According to religious leaders, killings, forced conversion, threats of violence, and intimidation continued to motivate many minorities to leave ISIS-controlled areas. Yezidi civil rights activists reported 400,000 Yezidis were displaced to Dahuk Province in the IKR because of ISIS in 2014. Yezidi and Kaka’i IDPs largely remained in place during the year, with a limited number returning to liberated areas of Ninewa. Sources said between 10 to 15 Christian families were leaving the country daily.
In an October report, UNAMI stated ISIS’s attacks against Christians, Faili (Shia) Kurds, Kaka’i, Sabaean-Mandeans, Shabak, Shia Arabs, Turkmen, Yezidis, and others appeared to be part of a systematic campaign to suppress, permanently expel, or eradicate entire religious communities from their historic homelands now under ISIS control. ISIS continued to publish open threats via leaflets, social media, and press outlets of its intent to kill Shia “wherever they were found” on the basis of being “infidels.”

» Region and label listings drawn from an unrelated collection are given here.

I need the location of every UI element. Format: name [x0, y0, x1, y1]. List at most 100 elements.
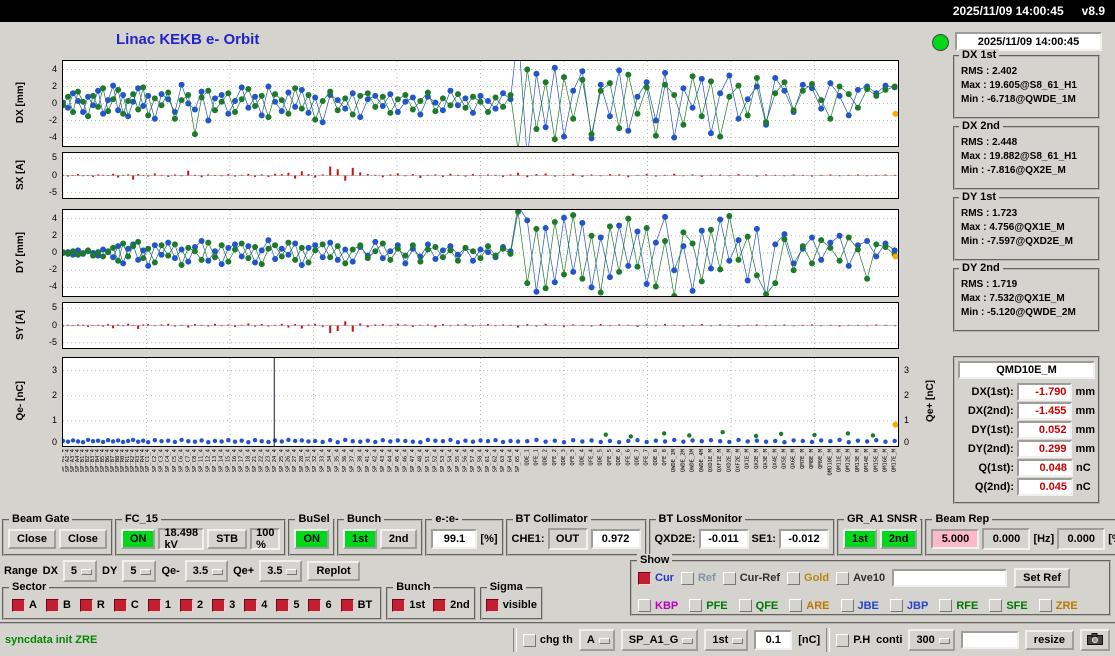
- svg-text:SP_61_4: SP_61_4: [485, 448, 491, 472]
- replot-button[interactable]: Replot: [307, 561, 360, 581]
- sector-5-checkbox[interactable]: 5: [276, 598, 299, 612]
- bunch-2nd-checkbox[interactable]: 2nd: [433, 598, 470, 612]
- blank-input[interactable]: [960, 631, 1019, 649]
- show-qfe-checkbox[interactable]: QFE: [738, 599, 778, 612]
- svg-text:SP_35_4: SP_35_4: [335, 448, 341, 472]
- svg-text:SP_16_4: SP_16_4: [232, 448, 238, 472]
- checkbox-indicator: [340, 598, 354, 612]
- range-qeminus-dropdown[interactable]: 3.5: [184, 560, 229, 582]
- show-sfe-checkbox[interactable]: SFE: [989, 599, 1028, 612]
- status-bar: syncdata init ZRE chg th A SP_A1_G 1st 0…: [0, 622, 1115, 656]
- device-dropdown[interactable]: SP_A1_G: [620, 629, 699, 651]
- svg-text:SP_C5_4: SP_C5_4: [172, 448, 178, 472]
- sector-1-checkbox[interactable]: 1: [147, 598, 171, 612]
- svg-text:QM11E_M: QM11E_M: [837, 448, 843, 472]
- chg-th-checkbox[interactable]: chg th: [522, 633, 573, 647]
- svg-text:SP_44_4: SP_44_4: [387, 448, 393, 472]
- sector-3-checkbox[interactable]: 3: [212, 598, 235, 612]
- conti-label: conti: [876, 634, 903, 646]
- ph-checkbox[interactable]: P.H: [836, 633, 870, 647]
- svg-text:SP_45_4: SP_45_4: [395, 448, 401, 472]
- range-qeplus-dropdown[interactable]: 3.5: [259, 560, 303, 582]
- range-dx-dropdown[interactable]: 5: [62, 560, 98, 582]
- separator: [826, 628, 831, 652]
- bunch-select-group: Bunch 1st 2nd: [386, 581, 476, 620]
- svg-text:QDE_4: QDE_4: [579, 448, 585, 465]
- beam-rep-group: Beam Rep 5.000 0.000 [Hz] 0.000 [%]: [925, 513, 1115, 556]
- bunch-dropdown[interactable]: 1st: [704, 629, 749, 651]
- stat-max: Max : 7.532@QX1E_M: [961, 293, 1065, 304]
- ref-name-input[interactable]: [892, 569, 1008, 587]
- page-title: Linac KEKB e- Orbit: [116, 31, 260, 48]
- fc15-on-button[interactable]: ON: [120, 529, 156, 549]
- svg-text:QWDE_4M: QWDE_4M: [699, 448, 705, 472]
- sector-r-checkbox[interactable]: R: [79, 598, 105, 612]
- svg-text:QM14E_M: QM14E_M: [864, 448, 870, 472]
- range-dx-label: DX: [42, 565, 58, 577]
- threshold-unit: [nC]: [798, 634, 821, 646]
- show-jbe-checkbox[interactable]: JBE: [840, 599, 879, 612]
- range-dy-dropdown[interactable]: 5: [122, 560, 157, 582]
- sector-c-checkbox[interactable]: C: [113, 598, 139, 612]
- beam-rep-set-display: 5.000: [931, 529, 980, 549]
- sector-2-checkbox[interactable]: 2: [179, 598, 203, 612]
- stat-rms: RMS : 1.719: [961, 279, 1018, 290]
- checkbox-indicator: [79, 598, 93, 612]
- svg-text:QDE_7: QDE_7: [634, 449, 640, 466]
- checkbox-indicator: [638, 599, 651, 612]
- show-cur-ref-checkbox[interactable]: Cur-Ref: [722, 571, 780, 585]
- monitor-value: -1.455: [1016, 401, 1073, 420]
- sector-4-checkbox[interactable]: 4: [244, 598, 267, 612]
- svg-text:SP_46_4: SP_46_4: [402, 448, 408, 472]
- checkbox-indicator: [212, 598, 226, 612]
- sector-6-checkbox[interactable]: 6: [308, 598, 332, 612]
- resize-button[interactable]: resize: [1024, 630, 1074, 650]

In Mosul, ISIS fighters reportedly continued to threaten with death local residents who did not convert to Islam. They also continued to punish those who failed to adhere to the group’s strict interpretation of sharia. ISIS continued to impose severe restrictions on women’s movement and dress, and enforcement patrols by ISIS forces were reportedly routine occurrences. According to local press reports, in June the director general of Yezidi affairs at the Ministry of Waqf said ISIS compelled captured Yezidis to fast during Ramadan, and beat those who refused to perform Islamic prayers five times daily.
ISIS fighters continued to attack mosques and other holy sites, including Sunni religious sites, rendering many of them unusable. They converted Christian churches into mosques, and looted and destroyed religious and cultural artifacts. In January UNESCO reported ISIS destroyed the Monastery of Saint Elijah, which was more than 1,400 years old, and the oldest Christian monastery in the country. In April ISIS destroyed Mosul’s “Clock Tower Church” with explosives. Based on their interpretation of Islam, in June ISIS members removed Islamic motifs and Quranic verses on Mosul’s mosques, and also converted churches to weapons storehouses or offices after destroying crosses and religious motifs in the churches. ISIS also damaged many churches and Yezidi temples located in the Ninewa plains during its occupation, including 17 Yezidi shrines in the towns of Bashiqa and Bahzani in the Bashiqa subdistrict. In addition, ISIS blew up the clock tower of the Roman Catholic Church of Al-Sa’a in Mosul city and the Church of Al-Qiayama in Bakhida city in al-Hamdaniya District. The terrorist organization also destroyed the Christian Shrine of Bahnam and Sara in the Nimrud subdistrict.